Since 1953, when the double helix structure of DNA was first proposed by James Watson and Francis Crick, several seminal technological breakthroughs have led to the emergence of the field that we now call biotechnology. Due to the fact that the qualities and capabilities of all organisms are encoded in their genomes, encoded in the four letters of the nucleic acids DNA and RNA, many of these advances were related to deciphering DNA sequence, creating or manipulating DNA and RNA sequences either in a test tube or in an organism and establishing the connection between sequences encoded in the genome and traits or qualities of the organism. Arguably the most important technology for future developments in biotechnology, and especially in the field of synthetic biology that concerns itself with creating microorganisms and proteins for myriad 21st century applications and uses, is the ability to synthesize DNA from scratch.

Synthesizing a new DNA sequence has been possible since the 1980s, and synthetic DNA has found many applications in R&D and industry. The volume of synthesized DNA has increased exponentially, driven in recent years by the expansion of nucleic acid therapeutics, vaccines and diagnostics, the mRNA-based vaccines against COVID-19 being a particularly well-known example, but far from the only one.

Although the speed and cost of DNA and RNA synthesis have dropped as improvements have been made to standard synthesis methods, the decrease in cost has been relatively modest compared to DNA sequencing which is now multiple orders of magnitude faster and cheaper since the first sequencing system was developed in by Allan Maxam and Walter Gilbert in 1976. The fact is that DNA and RNA remain relatively expensive compared to what they cost in the 1980s and 1990s, and this is holding back progress in biotechnology and medicine.

So how is DNA synthesized for pharmaceutical, industrial and R&D uses?

The answer is both simple and strange, because the established process for de novo DNA synthesis uses synthetic chemistry, which offers flexible and efficient methods for addition of one nucleotide, or DNA/RNA building block, at a time to a growing strand.

Why is this strange?

Because DNA is a biological molecule, and the world of biology has evolved countless and innumerable ways of synthesizing DNA and RNA in cells, in the form of enzymes (nature’s catalysts), specifically DNA and RNA polymerases.
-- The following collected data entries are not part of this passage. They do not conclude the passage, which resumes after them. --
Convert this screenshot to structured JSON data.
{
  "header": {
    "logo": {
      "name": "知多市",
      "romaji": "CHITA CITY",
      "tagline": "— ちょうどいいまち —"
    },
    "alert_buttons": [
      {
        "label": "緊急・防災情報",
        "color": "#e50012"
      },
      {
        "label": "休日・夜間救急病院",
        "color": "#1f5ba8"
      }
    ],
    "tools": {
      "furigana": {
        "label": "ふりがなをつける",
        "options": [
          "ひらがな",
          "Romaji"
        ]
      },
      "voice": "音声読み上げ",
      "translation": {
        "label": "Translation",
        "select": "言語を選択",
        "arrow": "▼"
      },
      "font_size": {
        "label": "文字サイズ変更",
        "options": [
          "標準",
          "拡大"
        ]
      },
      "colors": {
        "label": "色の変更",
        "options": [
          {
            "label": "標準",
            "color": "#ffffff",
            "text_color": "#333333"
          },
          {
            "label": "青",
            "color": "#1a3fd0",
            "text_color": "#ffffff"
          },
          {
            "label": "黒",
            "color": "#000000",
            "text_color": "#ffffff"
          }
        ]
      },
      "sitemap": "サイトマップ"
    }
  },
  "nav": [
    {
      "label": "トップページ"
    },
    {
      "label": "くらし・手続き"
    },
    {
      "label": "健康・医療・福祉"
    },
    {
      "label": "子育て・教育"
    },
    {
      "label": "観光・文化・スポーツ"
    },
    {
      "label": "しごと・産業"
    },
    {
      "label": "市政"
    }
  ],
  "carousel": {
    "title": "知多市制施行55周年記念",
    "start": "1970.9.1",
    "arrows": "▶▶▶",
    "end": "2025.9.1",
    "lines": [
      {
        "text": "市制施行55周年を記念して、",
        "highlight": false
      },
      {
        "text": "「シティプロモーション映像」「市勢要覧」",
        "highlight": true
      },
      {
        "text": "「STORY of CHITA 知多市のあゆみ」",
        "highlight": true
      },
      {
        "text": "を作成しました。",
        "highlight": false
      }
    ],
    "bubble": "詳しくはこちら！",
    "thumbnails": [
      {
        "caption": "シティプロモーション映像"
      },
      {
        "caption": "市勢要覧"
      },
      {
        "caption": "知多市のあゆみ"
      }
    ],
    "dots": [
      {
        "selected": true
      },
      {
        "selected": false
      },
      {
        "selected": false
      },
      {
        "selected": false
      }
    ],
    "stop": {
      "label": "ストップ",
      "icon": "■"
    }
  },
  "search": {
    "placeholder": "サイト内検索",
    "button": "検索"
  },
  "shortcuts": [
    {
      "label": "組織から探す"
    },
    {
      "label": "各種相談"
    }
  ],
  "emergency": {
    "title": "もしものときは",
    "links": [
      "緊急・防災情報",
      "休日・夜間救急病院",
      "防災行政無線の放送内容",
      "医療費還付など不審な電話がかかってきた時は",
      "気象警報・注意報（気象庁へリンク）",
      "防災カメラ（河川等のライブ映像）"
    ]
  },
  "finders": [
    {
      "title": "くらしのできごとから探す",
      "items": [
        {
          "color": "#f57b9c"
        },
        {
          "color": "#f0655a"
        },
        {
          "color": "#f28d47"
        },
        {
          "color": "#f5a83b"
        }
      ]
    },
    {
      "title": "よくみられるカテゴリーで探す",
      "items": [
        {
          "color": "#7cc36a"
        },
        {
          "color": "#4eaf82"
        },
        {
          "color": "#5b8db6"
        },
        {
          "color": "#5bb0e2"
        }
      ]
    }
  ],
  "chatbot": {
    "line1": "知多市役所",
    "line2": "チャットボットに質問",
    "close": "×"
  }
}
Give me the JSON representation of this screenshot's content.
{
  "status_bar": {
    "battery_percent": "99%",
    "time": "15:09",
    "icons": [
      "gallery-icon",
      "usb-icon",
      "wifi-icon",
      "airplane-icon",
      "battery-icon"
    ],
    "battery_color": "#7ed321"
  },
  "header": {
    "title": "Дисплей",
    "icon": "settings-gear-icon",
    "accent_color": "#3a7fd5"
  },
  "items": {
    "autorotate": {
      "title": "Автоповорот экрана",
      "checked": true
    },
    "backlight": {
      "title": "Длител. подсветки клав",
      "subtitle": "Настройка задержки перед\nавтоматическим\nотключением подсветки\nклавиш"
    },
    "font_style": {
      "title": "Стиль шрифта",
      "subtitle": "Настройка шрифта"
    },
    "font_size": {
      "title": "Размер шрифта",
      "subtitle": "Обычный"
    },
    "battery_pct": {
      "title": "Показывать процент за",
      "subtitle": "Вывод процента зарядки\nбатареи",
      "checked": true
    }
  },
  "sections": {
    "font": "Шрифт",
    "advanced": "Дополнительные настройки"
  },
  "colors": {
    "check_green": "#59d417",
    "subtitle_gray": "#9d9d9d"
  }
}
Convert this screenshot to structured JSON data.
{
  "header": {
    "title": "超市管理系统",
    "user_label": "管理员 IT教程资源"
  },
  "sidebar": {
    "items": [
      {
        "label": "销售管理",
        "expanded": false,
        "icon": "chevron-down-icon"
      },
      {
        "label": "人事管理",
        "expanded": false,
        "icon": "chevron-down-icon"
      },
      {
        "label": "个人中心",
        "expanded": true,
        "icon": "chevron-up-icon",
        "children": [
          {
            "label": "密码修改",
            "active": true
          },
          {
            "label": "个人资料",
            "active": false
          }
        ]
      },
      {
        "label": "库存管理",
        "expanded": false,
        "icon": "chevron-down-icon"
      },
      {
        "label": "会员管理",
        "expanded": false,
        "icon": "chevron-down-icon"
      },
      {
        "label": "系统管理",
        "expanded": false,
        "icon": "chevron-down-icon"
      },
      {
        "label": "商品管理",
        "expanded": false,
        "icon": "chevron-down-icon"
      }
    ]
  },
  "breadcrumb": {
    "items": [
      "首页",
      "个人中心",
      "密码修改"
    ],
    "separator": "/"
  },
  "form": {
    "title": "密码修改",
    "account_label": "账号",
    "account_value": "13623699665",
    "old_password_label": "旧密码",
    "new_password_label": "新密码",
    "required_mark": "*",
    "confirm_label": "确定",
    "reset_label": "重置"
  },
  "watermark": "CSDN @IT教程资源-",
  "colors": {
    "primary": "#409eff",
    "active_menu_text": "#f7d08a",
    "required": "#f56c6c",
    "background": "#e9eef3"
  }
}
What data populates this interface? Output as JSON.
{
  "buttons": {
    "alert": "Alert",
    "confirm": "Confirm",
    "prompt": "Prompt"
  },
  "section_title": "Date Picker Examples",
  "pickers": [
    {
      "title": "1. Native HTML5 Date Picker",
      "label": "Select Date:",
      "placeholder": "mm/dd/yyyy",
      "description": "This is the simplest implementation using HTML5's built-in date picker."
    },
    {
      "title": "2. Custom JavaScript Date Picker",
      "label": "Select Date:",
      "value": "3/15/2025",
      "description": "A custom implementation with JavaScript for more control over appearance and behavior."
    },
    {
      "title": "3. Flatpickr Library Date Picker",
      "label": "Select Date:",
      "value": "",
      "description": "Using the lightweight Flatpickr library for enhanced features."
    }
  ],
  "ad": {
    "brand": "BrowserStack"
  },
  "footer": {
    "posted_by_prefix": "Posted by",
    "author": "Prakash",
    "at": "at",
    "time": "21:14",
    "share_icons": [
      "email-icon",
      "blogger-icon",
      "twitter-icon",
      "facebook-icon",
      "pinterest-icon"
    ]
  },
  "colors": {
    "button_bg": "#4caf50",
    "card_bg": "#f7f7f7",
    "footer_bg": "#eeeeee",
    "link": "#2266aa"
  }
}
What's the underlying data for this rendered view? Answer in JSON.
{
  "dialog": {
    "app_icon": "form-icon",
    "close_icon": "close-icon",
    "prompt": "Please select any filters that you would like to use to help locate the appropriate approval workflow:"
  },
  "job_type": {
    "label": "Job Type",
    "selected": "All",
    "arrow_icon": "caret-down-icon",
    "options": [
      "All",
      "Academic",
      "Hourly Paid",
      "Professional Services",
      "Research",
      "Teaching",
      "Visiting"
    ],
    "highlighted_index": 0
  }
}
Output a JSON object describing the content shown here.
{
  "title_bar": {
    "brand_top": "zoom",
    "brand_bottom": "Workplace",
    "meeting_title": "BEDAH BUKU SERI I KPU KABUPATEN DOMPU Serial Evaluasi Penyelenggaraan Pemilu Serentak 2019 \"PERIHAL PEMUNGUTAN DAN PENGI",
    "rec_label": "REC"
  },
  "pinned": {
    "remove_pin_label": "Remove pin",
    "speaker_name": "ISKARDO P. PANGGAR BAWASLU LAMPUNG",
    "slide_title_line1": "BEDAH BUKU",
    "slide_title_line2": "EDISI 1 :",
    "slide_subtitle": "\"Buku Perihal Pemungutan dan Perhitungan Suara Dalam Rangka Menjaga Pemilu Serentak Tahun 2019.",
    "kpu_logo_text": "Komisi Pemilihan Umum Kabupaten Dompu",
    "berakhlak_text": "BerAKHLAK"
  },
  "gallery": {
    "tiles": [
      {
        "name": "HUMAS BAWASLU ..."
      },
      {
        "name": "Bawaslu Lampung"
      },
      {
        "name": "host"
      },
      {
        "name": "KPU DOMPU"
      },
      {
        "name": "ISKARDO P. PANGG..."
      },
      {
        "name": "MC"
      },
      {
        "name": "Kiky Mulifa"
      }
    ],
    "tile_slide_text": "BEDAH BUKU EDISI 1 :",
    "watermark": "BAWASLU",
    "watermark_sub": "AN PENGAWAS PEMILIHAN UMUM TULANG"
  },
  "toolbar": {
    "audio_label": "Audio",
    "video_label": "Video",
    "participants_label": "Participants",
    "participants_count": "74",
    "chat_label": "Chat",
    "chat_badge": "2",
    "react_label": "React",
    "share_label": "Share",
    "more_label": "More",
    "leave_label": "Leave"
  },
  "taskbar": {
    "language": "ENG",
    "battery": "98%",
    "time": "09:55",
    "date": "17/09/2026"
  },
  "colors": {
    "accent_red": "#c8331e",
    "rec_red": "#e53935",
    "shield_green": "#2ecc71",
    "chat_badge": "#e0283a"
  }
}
And in the past, when man has had a need for a technology or solution related to biology, these have always been readily discoverable in nature.

So if nature is full of nucleic acid polymerases capable of synthesizing DNA and RNA, why do we not use these industrially? Why do we have to invent and use our own chemical methods that are both less efficient and more expensive?

The answer lies in the manner in which DNA synthesis is practiced naturally. Nature is not a Shakespeare, Agatha Christie or Hemingway who can conjure up words, sentences and plots from figments of their imagination. Rather, nature is more like a medieval scribe, copying a manuscript by candlelight, letter by letter, occasionally introducing an error or changing its meaning. In nature, DNA and RNA are copied from other DNA and RNA molecules, and only rarely are nucleic acid sequences synthesized without a template (in molecular biology jargon, in a template-independent manner). By this quirk of biology and its extreme reliance on existing sequences as the basis for synthesizing new ones, the vast majority of DNA and RNA polymerases in nature require an existing strand of DNA or RNA to create a new one. For the Jane Austens, Cervantes’ and Steinbecks of the genetic world, nature is surprisingly poor in tools that allow them to write entirely new genetic sequences.

Which is how synthetic chemistry stepped in to fill a void. In the 1980s, when the first scientists tried to devise methods to synthesize DNA, the world of chemistry seemed to offer the better practical solutions. Marvin Caruthers and his co-workers developed chemically activated nucleotides called phosphoramidites. Hiding behind this tongue-twister is a highly effective method for joining nucleotides that is still widely practiced today and used to synthesize the vast majority of man-made DNA. But after decades of optimization, the phosphoramidite method has reached its limits in terms of synthesis cost, while retaining its drawbacks which include difficulty in synthesizing at large scales and a requirement of toxic organic solvents, which complicate the expansion of DNA and RNA synthesis capacity.

The limitations of the phosphoramidite method have motivated scientists to take another, closer look at the use of enzymes for industrial DNA and RNA synthesis. Starting about a decade ago, enzymologists imagined that evolving specialized, template-independent DNA polymerases may allow the development of an enzymatic DNA synthesis process. This has led multiple companies, DNAScript, Ansa Biotechnologies, Molecular Assemblies and Primordial Genetics among them, to perfect nucleic acid polymerases for the template independent addition of single nucleotides. DNAScript is starting to market an oligonucleotide synthesis system for laboratory use. The other companies are not far behind in readying their own processes. Will they succeed in removing the nucleic acid synthesis bottleneck to enable, inexpensive, rapid, scalable and environmentally friendly synthesis of nucleic acids?